Shared activities are 'game changers' for father-daughter relationships
The most frequent turning point in father-daughter relationships is shared activity -- especially sports -- ahead of such pivotal events as when a daughter marries or leaves home, according to a study by Baylor University researchers.
"This is the masculine style of building closeness -- called 'closeness in the doing' -- whereas the feminine orientation is talking, 'closeness in the dialogue,'" said Dr. Mark T. Morman, a professor of communication in Baylor's College of Arts and Sciences. An article about the findings by Morman and former Baylor graduate student Elizabeth Barrett, MA '06, is published in the Journal of Human Communication.
When asked what key experiences changed closeness in their relationships, fathers and daughters who were study participants mentioned events typical of those that help cement masculine friendships. Morman noted that the study is qualitative -- based on written responses by participants rather than by a statistical analysis. But it reveals meaningful markers of when relationships changed, regardless of whether they became closer or more distant, he said.

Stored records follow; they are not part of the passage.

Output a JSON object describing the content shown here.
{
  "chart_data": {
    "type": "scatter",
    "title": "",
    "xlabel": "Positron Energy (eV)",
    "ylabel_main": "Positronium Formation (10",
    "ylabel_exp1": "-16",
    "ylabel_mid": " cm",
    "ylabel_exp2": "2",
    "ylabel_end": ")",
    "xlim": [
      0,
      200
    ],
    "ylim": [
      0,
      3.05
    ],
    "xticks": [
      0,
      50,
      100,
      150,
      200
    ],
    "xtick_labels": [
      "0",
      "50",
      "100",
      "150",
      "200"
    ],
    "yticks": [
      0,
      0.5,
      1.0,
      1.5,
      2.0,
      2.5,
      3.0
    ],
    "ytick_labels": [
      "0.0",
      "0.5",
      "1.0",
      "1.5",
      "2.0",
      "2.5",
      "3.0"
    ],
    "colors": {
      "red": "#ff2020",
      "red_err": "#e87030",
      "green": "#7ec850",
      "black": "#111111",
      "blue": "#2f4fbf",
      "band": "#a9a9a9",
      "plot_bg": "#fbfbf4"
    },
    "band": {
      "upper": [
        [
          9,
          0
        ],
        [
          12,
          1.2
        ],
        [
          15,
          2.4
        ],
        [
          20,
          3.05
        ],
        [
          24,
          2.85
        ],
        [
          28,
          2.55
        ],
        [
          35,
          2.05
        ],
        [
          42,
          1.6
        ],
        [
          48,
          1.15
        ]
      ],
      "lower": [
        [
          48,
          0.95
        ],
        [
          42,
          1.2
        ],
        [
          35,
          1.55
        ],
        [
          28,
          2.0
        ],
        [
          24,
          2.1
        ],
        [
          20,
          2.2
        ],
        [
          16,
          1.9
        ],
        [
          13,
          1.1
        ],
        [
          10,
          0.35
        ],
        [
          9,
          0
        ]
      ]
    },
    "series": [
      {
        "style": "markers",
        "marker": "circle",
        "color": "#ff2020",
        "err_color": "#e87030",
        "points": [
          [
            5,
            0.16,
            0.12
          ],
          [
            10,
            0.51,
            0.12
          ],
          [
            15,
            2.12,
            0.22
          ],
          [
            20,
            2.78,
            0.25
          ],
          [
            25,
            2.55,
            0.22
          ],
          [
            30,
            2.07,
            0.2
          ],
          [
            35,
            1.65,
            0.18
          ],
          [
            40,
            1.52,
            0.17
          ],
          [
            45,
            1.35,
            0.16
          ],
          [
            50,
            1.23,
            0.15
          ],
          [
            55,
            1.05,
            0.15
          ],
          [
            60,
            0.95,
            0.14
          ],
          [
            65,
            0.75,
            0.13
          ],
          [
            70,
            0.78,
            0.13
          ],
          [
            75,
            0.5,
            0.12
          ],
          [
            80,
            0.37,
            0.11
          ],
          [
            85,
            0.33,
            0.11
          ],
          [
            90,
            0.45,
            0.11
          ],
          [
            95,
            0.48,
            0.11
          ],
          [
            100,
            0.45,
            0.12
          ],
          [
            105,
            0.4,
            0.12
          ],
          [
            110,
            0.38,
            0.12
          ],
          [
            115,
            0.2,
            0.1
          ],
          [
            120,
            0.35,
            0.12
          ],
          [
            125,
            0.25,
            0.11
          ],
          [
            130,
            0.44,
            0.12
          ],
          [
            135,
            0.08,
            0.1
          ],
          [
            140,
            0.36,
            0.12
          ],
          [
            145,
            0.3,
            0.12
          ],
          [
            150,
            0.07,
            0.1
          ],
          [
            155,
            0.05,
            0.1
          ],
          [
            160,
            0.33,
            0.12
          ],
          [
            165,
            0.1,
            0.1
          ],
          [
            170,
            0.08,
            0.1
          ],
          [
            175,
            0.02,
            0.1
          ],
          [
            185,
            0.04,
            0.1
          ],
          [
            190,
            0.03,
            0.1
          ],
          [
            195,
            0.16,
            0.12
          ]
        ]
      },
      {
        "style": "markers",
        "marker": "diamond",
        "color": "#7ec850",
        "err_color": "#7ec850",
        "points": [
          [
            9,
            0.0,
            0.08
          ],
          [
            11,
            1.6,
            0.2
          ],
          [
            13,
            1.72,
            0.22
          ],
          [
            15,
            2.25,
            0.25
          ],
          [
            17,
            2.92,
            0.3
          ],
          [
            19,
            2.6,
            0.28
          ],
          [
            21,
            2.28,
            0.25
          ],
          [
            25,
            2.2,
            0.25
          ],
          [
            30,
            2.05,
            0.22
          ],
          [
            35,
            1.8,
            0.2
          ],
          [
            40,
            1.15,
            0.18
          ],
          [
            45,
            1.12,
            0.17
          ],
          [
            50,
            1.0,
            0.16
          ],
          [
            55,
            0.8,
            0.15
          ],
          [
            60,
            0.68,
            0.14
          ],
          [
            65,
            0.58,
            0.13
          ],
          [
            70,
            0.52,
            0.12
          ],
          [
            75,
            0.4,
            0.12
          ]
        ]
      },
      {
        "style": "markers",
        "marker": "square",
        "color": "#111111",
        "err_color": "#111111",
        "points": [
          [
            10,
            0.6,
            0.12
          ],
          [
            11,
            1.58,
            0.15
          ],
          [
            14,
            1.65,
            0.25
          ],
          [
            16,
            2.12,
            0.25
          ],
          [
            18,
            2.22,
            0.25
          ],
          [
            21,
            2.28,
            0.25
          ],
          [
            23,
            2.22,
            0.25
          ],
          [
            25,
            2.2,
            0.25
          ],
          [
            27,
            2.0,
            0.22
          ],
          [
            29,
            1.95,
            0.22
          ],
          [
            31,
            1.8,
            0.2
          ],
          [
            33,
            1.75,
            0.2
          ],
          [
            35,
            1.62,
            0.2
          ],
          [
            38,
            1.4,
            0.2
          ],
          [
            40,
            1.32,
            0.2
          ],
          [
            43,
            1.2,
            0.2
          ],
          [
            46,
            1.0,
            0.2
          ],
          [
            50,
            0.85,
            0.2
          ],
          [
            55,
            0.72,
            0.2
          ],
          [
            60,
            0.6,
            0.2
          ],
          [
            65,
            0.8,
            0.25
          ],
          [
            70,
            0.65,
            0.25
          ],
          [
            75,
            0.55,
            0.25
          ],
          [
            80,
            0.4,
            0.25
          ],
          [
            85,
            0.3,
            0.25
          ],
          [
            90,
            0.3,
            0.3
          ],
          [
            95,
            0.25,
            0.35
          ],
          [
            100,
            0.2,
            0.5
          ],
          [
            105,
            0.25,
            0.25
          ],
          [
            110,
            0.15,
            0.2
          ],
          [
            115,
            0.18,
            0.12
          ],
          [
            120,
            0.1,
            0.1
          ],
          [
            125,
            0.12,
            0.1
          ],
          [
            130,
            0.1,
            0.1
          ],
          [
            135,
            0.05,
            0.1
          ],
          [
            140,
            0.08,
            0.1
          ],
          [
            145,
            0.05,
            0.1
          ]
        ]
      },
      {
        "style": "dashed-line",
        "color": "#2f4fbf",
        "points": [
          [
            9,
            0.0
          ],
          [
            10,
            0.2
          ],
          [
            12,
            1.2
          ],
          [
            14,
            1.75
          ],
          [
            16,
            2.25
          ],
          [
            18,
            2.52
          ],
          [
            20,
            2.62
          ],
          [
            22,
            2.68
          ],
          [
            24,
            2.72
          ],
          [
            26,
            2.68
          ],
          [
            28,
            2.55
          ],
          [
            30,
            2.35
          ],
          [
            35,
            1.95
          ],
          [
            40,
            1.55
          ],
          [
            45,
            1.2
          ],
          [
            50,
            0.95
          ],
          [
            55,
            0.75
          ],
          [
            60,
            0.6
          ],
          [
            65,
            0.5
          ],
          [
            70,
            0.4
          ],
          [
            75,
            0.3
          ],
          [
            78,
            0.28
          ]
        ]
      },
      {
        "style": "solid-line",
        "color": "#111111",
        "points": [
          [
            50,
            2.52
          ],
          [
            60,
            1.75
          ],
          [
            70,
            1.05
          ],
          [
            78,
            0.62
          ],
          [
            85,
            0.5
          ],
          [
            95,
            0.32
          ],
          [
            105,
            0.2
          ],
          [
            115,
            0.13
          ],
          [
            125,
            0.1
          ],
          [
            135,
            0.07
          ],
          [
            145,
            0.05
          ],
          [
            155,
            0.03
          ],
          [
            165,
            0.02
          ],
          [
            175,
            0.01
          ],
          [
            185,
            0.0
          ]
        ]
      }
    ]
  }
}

The 43 fathers and 43 daughters in the study were not related to one another but were asked to pinpoint in writing a crucial moment of change in their own father-daughter relationships.
Most frequently mentioned of 14 relationship changes by daughters were engaging activities with their fathers, their marriages and physical distance from their fathers. Fathers most frequently mentioned joint activities, a daughter's marriage and the beginning of a daughter's dating.
From the daughters' perspective, sports, working together and vacationing together were the shared activities most frequently mentioned. Sports also was the most frequently mentioned activity by fathers, with some saying it gave them a bond their daughter did not have with her mother or siblings. Others said it opened the lines of communication to talk about other subjects. Additional activities fathers mentioned were church functions, household projects and teaching their daughters to drive.